Second, Indonesia’s commitment to eliminate tariffs on 99 per cent of US products is a legally binding concession. The government argues that Indonesia’s effective tariff is indeed relatively low—approximately 8 per cent average MFN—and many US products whose tariffs will be reduced are capital goods or raw materials that actually increase the competitiveness of domestic industry. This argument is valid from a microeconomic perspective. Reducing tariffs on machinery, components, or raw materials can lower production costs and increase productivity.
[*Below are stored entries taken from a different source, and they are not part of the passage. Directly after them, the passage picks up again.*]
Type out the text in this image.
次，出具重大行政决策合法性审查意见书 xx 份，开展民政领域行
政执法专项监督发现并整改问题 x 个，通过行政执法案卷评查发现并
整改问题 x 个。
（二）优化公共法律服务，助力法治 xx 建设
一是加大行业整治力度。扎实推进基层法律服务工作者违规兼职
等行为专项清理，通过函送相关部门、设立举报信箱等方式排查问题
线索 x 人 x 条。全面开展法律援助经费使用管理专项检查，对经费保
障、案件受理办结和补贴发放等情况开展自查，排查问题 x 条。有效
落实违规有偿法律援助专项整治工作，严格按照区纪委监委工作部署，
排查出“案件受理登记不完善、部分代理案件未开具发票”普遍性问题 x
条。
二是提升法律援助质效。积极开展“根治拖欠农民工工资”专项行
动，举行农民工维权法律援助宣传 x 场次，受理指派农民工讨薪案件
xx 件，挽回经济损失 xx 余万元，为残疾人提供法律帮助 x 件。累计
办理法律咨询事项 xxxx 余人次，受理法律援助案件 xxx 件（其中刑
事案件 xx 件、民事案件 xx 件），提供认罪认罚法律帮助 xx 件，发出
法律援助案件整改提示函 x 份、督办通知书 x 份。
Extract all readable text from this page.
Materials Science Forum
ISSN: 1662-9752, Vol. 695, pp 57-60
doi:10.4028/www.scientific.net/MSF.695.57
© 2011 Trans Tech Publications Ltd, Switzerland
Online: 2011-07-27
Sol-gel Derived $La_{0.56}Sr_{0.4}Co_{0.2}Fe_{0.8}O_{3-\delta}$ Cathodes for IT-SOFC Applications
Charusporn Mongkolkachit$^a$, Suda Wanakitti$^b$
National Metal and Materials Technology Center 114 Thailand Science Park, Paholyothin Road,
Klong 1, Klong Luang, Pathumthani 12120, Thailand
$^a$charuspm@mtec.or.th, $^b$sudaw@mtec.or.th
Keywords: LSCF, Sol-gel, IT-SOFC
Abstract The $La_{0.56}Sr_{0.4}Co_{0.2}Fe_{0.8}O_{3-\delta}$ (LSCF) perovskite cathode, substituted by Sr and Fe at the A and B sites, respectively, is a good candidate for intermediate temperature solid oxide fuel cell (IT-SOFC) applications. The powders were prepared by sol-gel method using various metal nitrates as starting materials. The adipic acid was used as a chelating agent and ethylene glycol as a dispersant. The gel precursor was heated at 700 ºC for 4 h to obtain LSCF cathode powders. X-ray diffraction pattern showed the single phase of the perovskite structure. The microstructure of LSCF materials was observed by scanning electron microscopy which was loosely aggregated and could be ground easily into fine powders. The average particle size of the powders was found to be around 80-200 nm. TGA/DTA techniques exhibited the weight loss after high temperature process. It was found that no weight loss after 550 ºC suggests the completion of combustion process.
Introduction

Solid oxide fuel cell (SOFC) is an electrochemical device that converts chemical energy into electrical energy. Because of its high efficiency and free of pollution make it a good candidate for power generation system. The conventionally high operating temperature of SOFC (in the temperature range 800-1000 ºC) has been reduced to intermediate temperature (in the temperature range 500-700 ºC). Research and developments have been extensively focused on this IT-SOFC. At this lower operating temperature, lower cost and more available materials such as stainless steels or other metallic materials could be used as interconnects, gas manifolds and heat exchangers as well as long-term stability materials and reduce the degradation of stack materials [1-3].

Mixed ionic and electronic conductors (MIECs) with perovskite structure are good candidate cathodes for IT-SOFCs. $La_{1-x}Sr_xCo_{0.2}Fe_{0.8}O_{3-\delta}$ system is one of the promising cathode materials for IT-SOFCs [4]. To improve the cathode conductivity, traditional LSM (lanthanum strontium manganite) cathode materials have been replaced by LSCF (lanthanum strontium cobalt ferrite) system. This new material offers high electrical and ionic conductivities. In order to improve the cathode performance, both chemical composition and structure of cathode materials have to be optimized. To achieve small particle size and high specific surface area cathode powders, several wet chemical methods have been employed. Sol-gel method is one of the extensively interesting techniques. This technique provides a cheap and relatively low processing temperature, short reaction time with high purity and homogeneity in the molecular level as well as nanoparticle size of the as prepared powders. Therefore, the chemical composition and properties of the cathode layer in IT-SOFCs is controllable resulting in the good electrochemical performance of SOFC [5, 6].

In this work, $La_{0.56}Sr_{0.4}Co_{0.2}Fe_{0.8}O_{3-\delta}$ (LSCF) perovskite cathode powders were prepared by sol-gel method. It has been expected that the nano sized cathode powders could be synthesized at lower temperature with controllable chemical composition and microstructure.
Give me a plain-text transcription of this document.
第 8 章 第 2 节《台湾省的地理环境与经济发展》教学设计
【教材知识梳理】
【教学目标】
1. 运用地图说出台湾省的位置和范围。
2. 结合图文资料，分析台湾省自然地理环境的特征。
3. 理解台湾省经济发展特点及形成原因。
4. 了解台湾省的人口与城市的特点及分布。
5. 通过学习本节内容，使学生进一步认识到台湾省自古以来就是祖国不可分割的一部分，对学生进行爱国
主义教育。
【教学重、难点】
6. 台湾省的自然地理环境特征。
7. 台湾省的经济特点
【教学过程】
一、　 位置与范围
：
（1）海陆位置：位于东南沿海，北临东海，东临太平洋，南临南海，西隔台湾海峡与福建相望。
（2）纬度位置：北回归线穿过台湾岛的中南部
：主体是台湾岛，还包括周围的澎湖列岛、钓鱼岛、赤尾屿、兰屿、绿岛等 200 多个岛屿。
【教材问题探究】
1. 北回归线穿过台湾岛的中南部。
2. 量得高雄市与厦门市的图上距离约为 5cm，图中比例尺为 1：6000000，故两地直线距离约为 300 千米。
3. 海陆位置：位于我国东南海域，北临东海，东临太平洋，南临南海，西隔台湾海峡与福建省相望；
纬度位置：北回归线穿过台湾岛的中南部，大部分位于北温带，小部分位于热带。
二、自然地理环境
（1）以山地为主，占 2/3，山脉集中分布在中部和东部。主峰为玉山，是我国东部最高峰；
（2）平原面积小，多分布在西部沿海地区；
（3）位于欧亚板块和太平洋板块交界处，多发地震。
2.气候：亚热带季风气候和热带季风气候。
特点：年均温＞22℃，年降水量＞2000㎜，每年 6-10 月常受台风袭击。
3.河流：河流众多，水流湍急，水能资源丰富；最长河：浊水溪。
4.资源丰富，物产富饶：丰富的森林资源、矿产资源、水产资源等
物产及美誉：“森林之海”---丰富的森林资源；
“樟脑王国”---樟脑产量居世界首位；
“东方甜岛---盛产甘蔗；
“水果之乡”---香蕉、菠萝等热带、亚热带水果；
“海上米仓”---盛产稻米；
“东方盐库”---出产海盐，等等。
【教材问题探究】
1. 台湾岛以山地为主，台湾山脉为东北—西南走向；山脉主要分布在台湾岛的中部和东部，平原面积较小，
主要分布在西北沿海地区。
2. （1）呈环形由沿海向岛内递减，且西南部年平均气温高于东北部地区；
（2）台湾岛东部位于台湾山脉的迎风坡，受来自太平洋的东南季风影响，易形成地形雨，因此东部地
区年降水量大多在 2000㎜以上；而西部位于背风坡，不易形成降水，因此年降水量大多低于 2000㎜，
However, when liberalisation is codified in international agreements, policy flexibility narrows. A country loses some space to use tariffs as an instrument for balancing industrial cycles, as a tool for trade negotiations, or as a selective protection instrument. In the medium to long term, this constraint shapes the room for manoeuvre in future industrial policy.

Third, the ART does not only touch on tariffs. Adjustments to non-tariff barriers, simplification of import licensing, recognition of US regulatory standards in certain sectors such as medical devices and pharmaceuticals, and relaxation of foreign ownership limits in several sectors expand the implications of this agreement into Indonesia’s domestic regulatory architecture.